Dasari Arvind, Eng Cathy, Lonardi Sara, Garcia-Carbonero Rocio, Masuishi Toshiki, Cremolini Chiara, Ghiringhelli François, Hubbard Joleen, Bekaii-Saab Tanios, Jones Jeremy, Xu Rui-Hua, Shen Lin, Xu Jianming, Bai Yuxian, Deng Yanhong, Yuan Ying, Wei Wei, Lin Jianchang, Chen Lucy, Yang Zhao, Schelman William R, Qin Shukui, Li Jin
Department of Gastrointestinal Medical Oncology, University of Texas MD Anderson Cancer Center, Houston, TX, USA.
Department of Medicine, Division of Hematology and Oncology, Vanderbilt-Ingram Cancer Center, Nashville, TN, USA.
Eur J Cancer. 2025 Sep 9;227:115641. doi: 10.1016/j.ejca.2025.115641. Epub 2025 Jul 13.

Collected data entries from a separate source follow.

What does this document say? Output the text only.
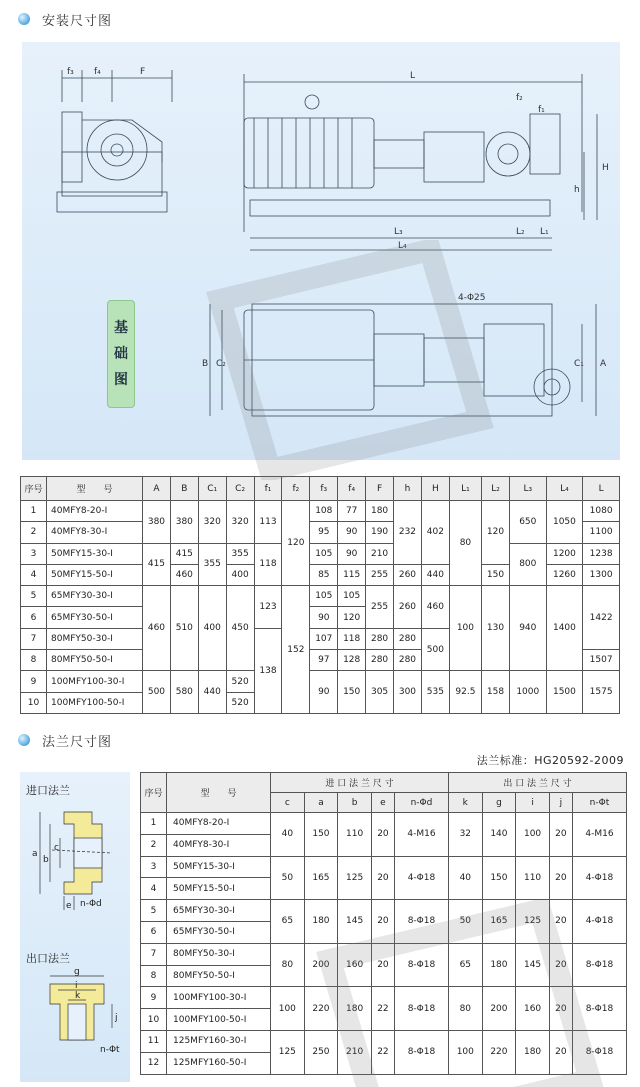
安装尺寸图
f₃ f₄	F	L
f₂
f₁
h
H
L₃	L₂ L₁
L₄
4-Φ25
B C₂	C₁ A
基
础
图
序号	型　　号	A	B	C₁	C₂	f₁	f₂	f₃	f₄	F	h	H	L₁	L₂	L₃	L₄	L
1	40MFY8-20-Ⅰ	380	380	320	320	113	120	108	77	180	232	402	80	120	650	1050	1080
2	40MFY8-30-Ⅰ							95	90	190							1100
3	50MFY15-30-Ⅰ	415	415	355	355	118		105	90	210					800	1200	1238
4	50MFY15-50-Ⅰ		460		400			85	115	255	260	440		150		1260	1300
5	65MFY30-30-Ⅰ	460	510	400	450	123	152	105	105	255	260	460	100	130	940	1400	1422
6	65MFY30-50-Ⅰ							90	120								
7	80MFY50-30-Ⅰ					138		107	118	280	280	500					
8	80MFY50-50-Ⅰ							97	128	280	280						1507
9	100MFY100-30-Ⅰ	500	580	440	520			90	150	305	300	535	92.5	158	1000	1500	1575
10	100MFY100-50-Ⅰ				520												
法兰尺寸图
法兰标准：HG20592-2009
进口法兰
a
b
c
e n-Φd
g
i
k
j
n-Φt
出口法兰
序号	型　　号	进 口 法 兰 尺 寸					出 口 法 兰 尺 寸				
		c	a	b	e	n-Φd	k	g	i	j	n-Φt
1	40MFY8-20-Ⅰ	40	150	110	20	4-M16	32	140	100	20	4-M16
2	40MFY8-30-Ⅰ										
3	50MFY15-30-Ⅰ	50	165	125	20	4-Φ18	40	150	110	20	4-Φ18
4	50MFY15-50-Ⅰ										
5	65MFY30-30-Ⅰ	65	180	145	20	8-Φ18	50	165	125	20	4-Φ18
6	65MFY30-50-Ⅰ										
7	80MFY50-30-Ⅰ	80	200	160	20	8-Φ18	65	180	145	20	8-Φ18
8	80MFY50-50-Ⅰ										
9	100MFY100-30-Ⅰ	100	220	180	22	8-Φ18	80	200	160	20	8-Φ18
10	100MFY100-50-Ⅰ										
11	125MFY160-30-Ⅰ	125	250	210	22	8-Φ18	100	220	180	20	8-Φ18
12	125MFY160-50-Ⅰ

In the phase 3 FRESCO (NCT02314819) and FRESCO-2 (NCT04322539) studies, fruquintinib vs placebo, plus best supportive care, significantly improved overall survival (OS) in patients with metastatic colorectal cancer (mCRC). These studies were conducted in temporally and geographically diverse populations that received distinct prior therapies; FRESCO patients were less pretreated than FRESCO-2 patients. This analysis assessed the efficacy and safety of fruquintinib in a less pretreated global population than the FRESCO-2 intention-to-treat (ITT) population.
In FRESCO and FRESCO-2, patients were randomized 2:1 to receive oral fruquintinib 5 mg or matched placebo. Profile matching was undertaken using the following variables: age, Eastern Cooperative Oncology Group performance status, RAS status, number of metastatic sites, liver metastases, and number of prior treatment lines. OS, progression-free survival (PFS), and safety were assessed.
Of 691 patients in FRESCO-2, 152 (fruquintinib n = 103; placebo n = 49) were matched to the FRESCO ITT population. After matching, the FRESCO-2 subset and FRESCO ITT population had similar baseline characteristics and pretreatment profiles. In the FRESCO-2 subset, FRESCO ITT population, and combined dataset, respectively, unstratified hazard ratios for OS were 0.63, 0.62, and 0.63, and for PFS were 0.34, 0.27, and 0.30; 63.7 %, 61.2 %, and 61.8 % of patients had grade ≥ 3 treatment-emergent adverse events with fruquintinib.
Clinically meaningful efficacy of fruquintinib was maintained in a global patient population with less pretreated mCRC than the FRESCO-2 ITT population, with no new safety signals, demonstrating efficacy regardless of prior treatment lines.
在3期FRESCO(NCT02314819)和FRESCO-2(NCT04322539)研究中,呋喹替尼与安慰剂加最佳支持治疗相比,显著改善了转移性结直肠癌(mCRC)患者的总生存期(OS)。这些研究在时间和地域上不同的人群中进行,这些人群接受了不同的既往治疗;FRESCO研究中的患者预处理程度低于FRESCO-2研究中的患者。本分析评估了呋喹替尼在一个预处理程度低于FRESCO-2意向性治疗(ITT)人群的全球人群中的疗效和安全性。
在FRESCO和FRESCO-2研究中,患者按2:1随机分组,接受口服呋喹替尼5mg或匹配的安慰剂。使用以下变量进行轮廓匹配:年龄、东部肿瘤协作组体能状态、RAS状态、转移部位数量、肝转移情况和既往治疗线数。评估总生存期(OS)、无进展生存期(PFS)和安全性。
在FRESCO-2研究的691例患者中,152例(呋喹替尼组n = 103;安慰剂组n = 49)与FRESCO ITT人群匹配。匹配后,FRESCO-2亚组和FRESCO ITT人群具有相似的基线特征和预处理情况。在FRESCO-2亚组、FRESCO ITT人群和合并数据集中,OS的未分层风险比分别为0.63、0.62和0.63,PFS的未分层风险比分别为0.34、0.27和0.30;接受呋喹替尼治疗的患者中,分别有63.7%、61.2%和61.8%发生了≥3级治疗中出现得不良事件。
在一个预处理程度低于FRESCO-2 ITT人群的全球mCRC患者人群中,呋喹替尼维持了具有临床意义的疗效,且无新的安全信号,表明无论既往治疗线数如何,其均有效。